For the past four years, the town’s revenues have substantially exceeded its expenditures. The town’s budget surplus in fiscal year 2022 was over $200,000 and its liquid assets had grown by the end of February 2023 to over $2.3 million.
Since 2018, the Town of Laytonsville has derived more money each year from income tax revenues than from any other category of taxes or fees. A portion of residents’ state and county income taxes are allocated to the town each year, and, as the town’s population has grown and its residents have prospered, the town’s annual revenues from those income tax receipts more than tripled between 2017 and 2022. The town’s property tax revenues have also grown over that same period, without any change in the tax rate, but they have not quite doubled. The growth in the town’s expenditures over the same period has been held to an even slower rate, and this has produced surpluses that have risen each year since 2017. With revenues from income taxes rising so substantially, a reduction in the municipal property tax rate is now appropriate.
I believe that the town now has adequate cash reserves for its foreseeable needs and should seek to set a municipal property tax rate that, together with other income sources, would more closely correlate with its pattern of expenditures. I moved to Laytonsville in 2005, and in that year the municipal property tax rate was 16 cents per $100 of assessed property value. Over the next decade the tax rate was reduced three times, then raised once, and then reduced twice more, bringing it by 2015 to a rate of 9 cents per $100 of assessed property value. That represents an overall rate-reduction of 44 percent over the decade before 2015. Since then, however, the municipal property tax rate has stayed at 9 cents per $100 of assessed property value each year. In light of the town’s growing budget surpluses, I believe that the town should once again reduce its municipal property tax rate.
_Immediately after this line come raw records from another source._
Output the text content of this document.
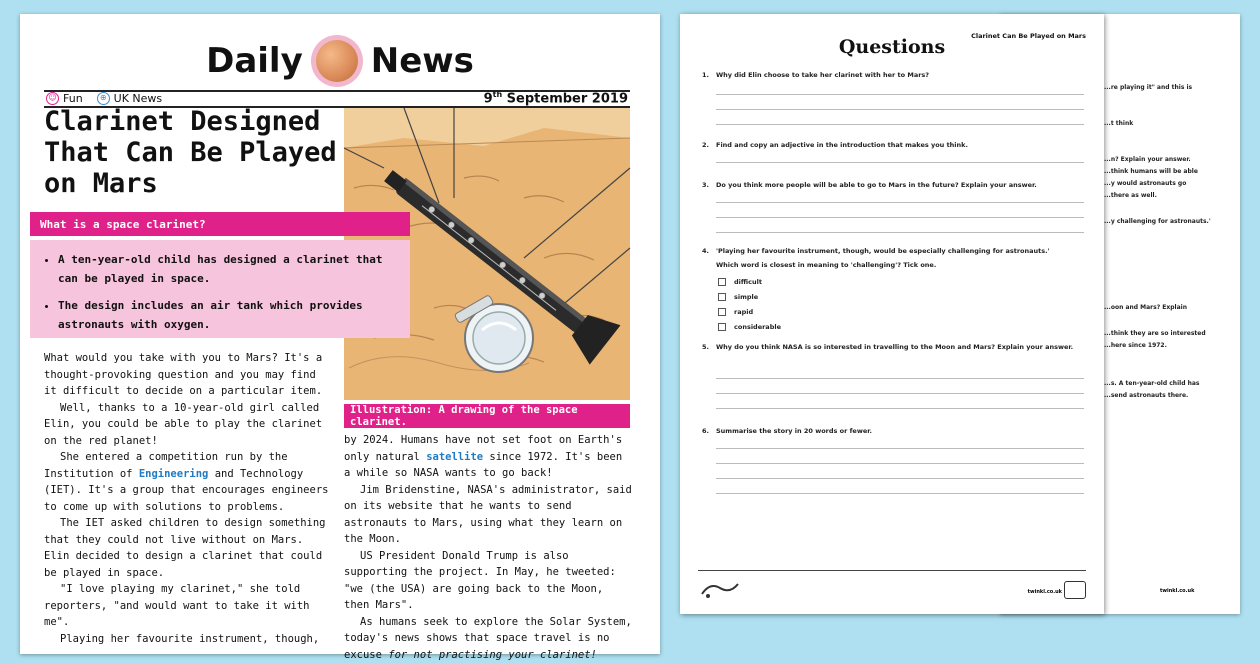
...re playing it" and this is
...t think
...n? Explain your answer.
...think humans will be able
...y would astronauts go
...there as well.
...y challenging for astronauts.'
...oon and Mars? Explain
...think they are so interested
...here since 1972.
...s. A ten-year-old child has
...send astronauts there.
twinkl.co.uk
Daily News
☺ Fun	⊕ UK News	9th September 2019
Clarinet Designed That Can Be Played on Mars
Illustration: A drawing of the space clarinet.
What is a space clarinet?
• A ten-year-old child has designed a clarinet that can be played in space.
• The design includes an air tank which provides astronauts with oxygen.

What would you take with you to Mars? It's a thought-provoking question and you may find it difficult to decide on a particular item.

Well, thanks to a 10-year-old girl called Elin, you could be able to play the clarinet on the red planet!

She entered a competition run by the Institution of Engineering and Technology (IET). It's a group that encourages engineers to come up with solutions to problems.

The IET asked children to design something that they could not live without on Mars. Elin decided to design a clarinet that could be played in space.

"I love playing my clarinet," she told reporters, "and would want to take it with me".

Playing her favourite instrument, though,

by 2024. Humans have not set foot on Earth's only natural satellite since 1972. It's been a while so NASA wants to go back!

Jim Bridenstine, NASA's administrator, said on its website that he wants to send astronauts to Mars, using what they learn on the Moon.

US President Donald Trump is also supporting the project. In May, he tweeted: "we (the USA) are going back to the Moon, then Mars".

As humans seek to explore the Solar System, today's news shows that space travel is no excuse for not practising your clarinet!

Clarinet Can Be Played on Mars
Questions
1. Why did Elin choose to take her clarinet with her to Mars?
2. Find and copy an adjective in the introduction that makes you think.
3. Do you think more people will be able to go to Mars in the future? Explain your answer.
4. 'Playing her favourite instrument, though, would be especially challenging for astronauts.'
Which word is closest in meaning to 'challenging'? Tick one.
difficult
simple
rapid
considerable
5. Why do you think NASA is so interested in travelling to the Moon and Mars? Explain your answer.
6. Summarise the story in 20 words or fewer.
twinkl.co.uk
A municipal property tax reduction this year will be particularly timely in light of our county executive’s proposal for a significant increase in the county’s property tax rate, Such an increase will affect town residents as well as by those living elsewhere in the county. But at least Laytonsville can diminish the impact of a county property tax rate increase on its residents by reducing its municipal property tax at this time. The town will hold a public hearing over Zoom on June 6 on its budget and property tax rate for the fiscal year beginning on July 1. I urge residents both to support me for mayor in the election on June 12 and to join me in calling for a lower municipal tax rate at the town’s budget and tax-rate hearing on June 6.